Myanmar erlebt den blutigsten Tag seit dem Militärputsch vom 1. Februar. Der Chef der Junta gibt an, die Demokratie schützen zu wollen. Kritik des Westens perlt ab, denn dem Militär stehen noch „wahre Freunde“ zur Seite.
Yangon - In Myanmar sind bei landesweiten Demonstrationen gegen das Militär mehr als 114 Menschen getötet worden. Das berichtete die Zeitung „Myanmar Now“ am Samstag unter Berufung auf Zahlen aus 44 Städten. Dagegen sprach die Zeitung „The Irrawaddy“ von 59 Toten, unter ihnen drei Kinder im Alter von 7, 10 und 13 Jahren. Nach Angaben der Vereinten Nationen ist es der „blutigste Tag“ seit dem Putsch Anfang Februar. „Die Gewalt ist völlig inakzeptabel und muss sofort aufhören“, hieß es in einer Mitteilung.
Am offiziellen Gedenktag der Armee, kam es in weiten Teilen des Landes, wie in der Handelsmetropole Yangon, in der nördlichen Region Mandalay und im südlichen Bago zu Protesten gegen die Machtübernahme.
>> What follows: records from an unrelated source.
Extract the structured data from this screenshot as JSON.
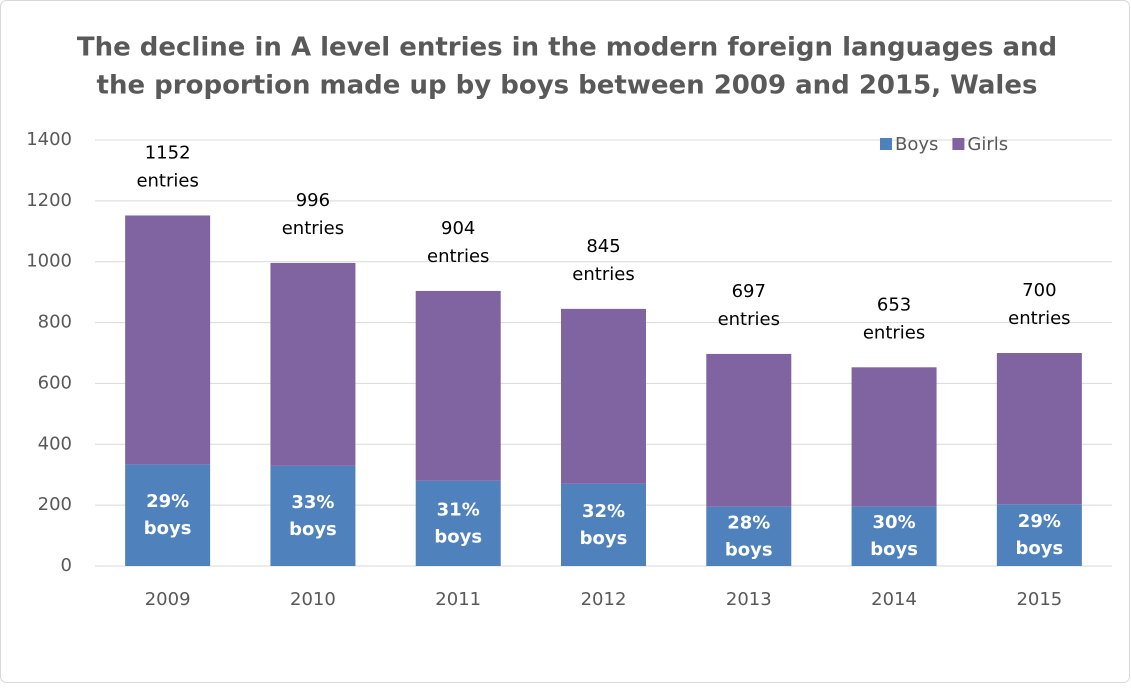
{
  "chart_data": {
    "type": "stacked_bar",
    "title": [
      "The decline in A level entries in the modern foreign languages and",
      "the proportion made up by boys between 2009 and 2015, Wales"
    ],
    "categories": [
      "2009",
      "2010",
      "2011",
      "2012",
      "2013",
      "2014",
      "2015"
    ],
    "series": [
      {
        "name": "Boys",
        "color": "#4f81bd",
        "values": [
          334,
          329,
          280,
          270,
          195,
          196,
          203
        ]
      },
      {
        "name": "Girls",
        "color": "#8064a2",
        "values": [
          818,
          667,
          624,
          575,
          502,
          457,
          497
        ]
      }
    ],
    "total_labels": [
      [
        "1152",
        "entries"
      ],
      [
        "996",
        "entries"
      ],
      [
        "904",
        "entries"
      ],
      [
        "845",
        "entries"
      ],
      [
        "697",
        "entries"
      ],
      [
        "653",
        "entries"
      ],
      [
        "700",
        "entries"
      ]
    ],
    "boys_labels": [
      [
        "29%",
        "boys"
      ],
      [
        "33%",
        "boys"
      ],
      [
        "31%",
        "boys"
      ],
      [
        "32%",
        "boys"
      ],
      [
        "28%",
        "boys"
      ],
      [
        "30%",
        "boys"
      ],
      [
        "29%",
        "boys"
      ]
    ],
    "ylim": [
      0,
      1400
    ],
    "yticks": [
      0,
      200,
      400,
      600,
      800,
      1000,
      1200,
      1400
    ],
    "grid": true,
    "legend": "top-right"
  }
}
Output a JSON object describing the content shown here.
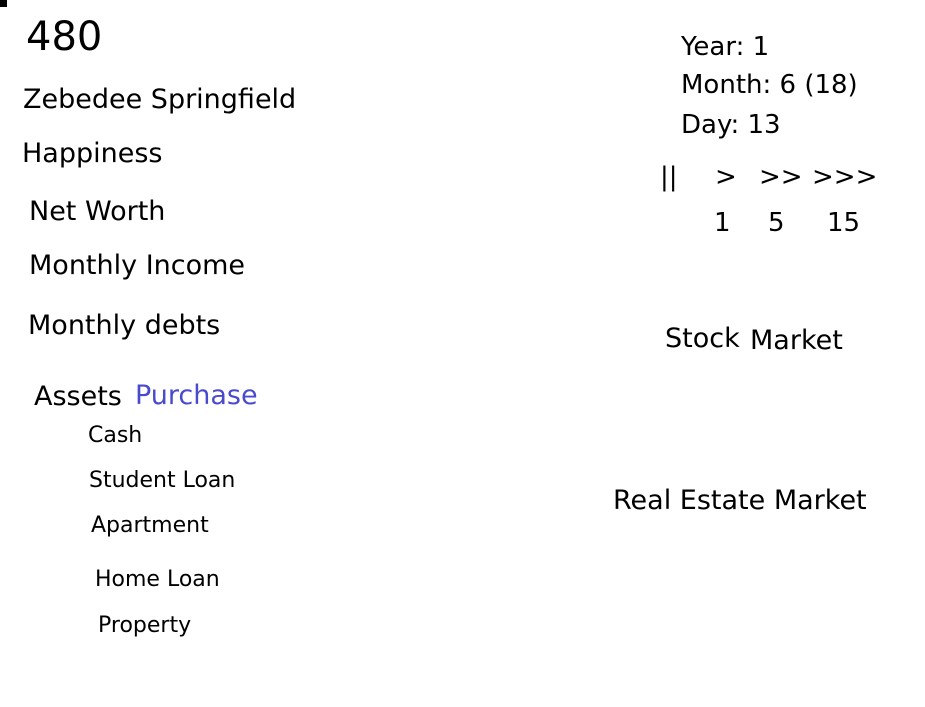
{
  "score": "480",
  "player_name": "Zebedee Springfield",
  "stats": {
    "happiness": "Happiness",
    "net_worth": "Net Worth",
    "monthly_income": "Monthly Income",
    "monthly_debts": "Monthly debts"
  },
  "assets": {
    "label": "Assets",
    "purchase_link": "Purchase",
    "purchase_color": "#4a4acf",
    "items": [
      "Cash",
      "Student Loan",
      "Apartment",
      "Home Loan",
      "Property"
    ]
  },
  "date": {
    "year": "Year: 1",
    "month": "Month: 6 (18)",
    "day": "Day: 13"
  },
  "controls": {
    "pause": "||",
    "play": ">",
    "fast": ">>",
    "fastest": ">>>",
    "speed_play": "1",
    "speed_fast": "5",
    "speed_fastest": "15"
  },
  "markets": {
    "stock_word1": "Stock",
    "stock_word2": "Market",
    "real_estate": "Real Estate Market"
  }
}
Dabei sollen Militärangehörige und Polizisten mit scharfer Munition und gezielten Kopfschüssen gegen unbewaffnete Zivilisten vorgegangen sein.
EU zeigt sich geschockt
Diplomatische Vertreter reagierten mit Entsetzen. Die Europäische Union sprach in den sozialen Medien von einem Tag des „Terrors und der Ehrlosigkeit“. Das Töten unbewaffneter Zivilisten und Kinder sei unentschuldbar. Auch der US-Botschafter verurteilte das Vorgehen des Militärs: „Das Blutvergießen ist grauenvoll“, schrieb Thomas Vajda auf Twitter. Das Militär Myanmars habe Schande über sich gebracht, indem es auf „unbewaffnete Zivilisten“ geschossen habe, schrieb der britische Botschafter Dan Chugg auf Twitter. „Die heutigen Tötungen unbewaffneter Zivilisten, darunter Kinder, bedeuten einen neuen Tiefpunkt“, twitterte der britische Außenminister Dominic Raab.
An der Parade nahm auch der russische Vize-Verteidigungsminister Alexander Fomin laut Staatsagentur Tass teil. Demnach wollen Russland und Myanmar ihre Beziehungen verstärken. Beide Staaten wollten eine militärische und militär-technische Zusammenarbeit ausbauen, so Tass. Fomin nannte Myanmar demnach einen „zuverlässigen Verbündeten und strategischen Partner in Südostasien und pazifischen Raum“. Myanmars Oberbefehlshaber, Min Aung Hlaing, sagte laut der britischen BBC, dass Russland ein „wahrer Freund“ sei.
Über 3000 Menschen festgenommen
Russische Medien berichteten, dass neben Russland auch Länder wie China, Indien, Pakistan, Vietnam und Thailand Vertreter entsandt hätten. Die Einladung Russlands sei eine Reaktion auf die Teilnahme Myanmars an der Militärparade in Russland im vergangenen Sommer gewesen. Russland ist den Berichten zufolge nach China der zweitgrößte Waffenlieferant Myanmars. Die USA, die Europäische Union und Großbritannien hatten nach dem Militärputsch vom 1. Februar Sanktionen verhängt.
Unter den Opfern in Yangon soll ein 21-jähriger Zivilist namens Chit Bo Nyein sein. Nyein habe in dem Teeladen seiner Familie ausgeholfen, als er erschossen worden sei, sagte ein Familienangehöriger der Deutschen Presse-Agentur. Nach Schätzungen der Gefangenenhilfsorganisation AAPP wurden bislang knapp 3070 Menschen festgenommen. Mindestens 328 wurden laut AAPP getötet.
Regierungschefin unter Hausarrest
Das Militär hatte Anfang Februar gegen die faktische Regierungschefin Aung San Suu Kyi geputscht. Die 75-Jährige sitzt seither im Hausarrest und wird von der Justiz verschiedener Vergehen beschuldigt. Die Demonstranten fordern eine Wiedereinsetzung von Suu Kyis ziviler Regierung.
In einer Ansprache in der Hauptstadt Naypidaw verteidigte der Oberbefehlshaber der Streitkräfte, Min Aung Hlaing, die Machtübernahme durch das Militär als „unvermeidlich“, weil die Regierung von Suu Kyi und ihre Partei in „ungesetzliche Handlungen“ verwickelt gewesen seien. Er gab an, die Demokratie schützen zu wollen, und versprach erneut, Wahlen abzuhalten, ohne aber ein Datum zu nennen.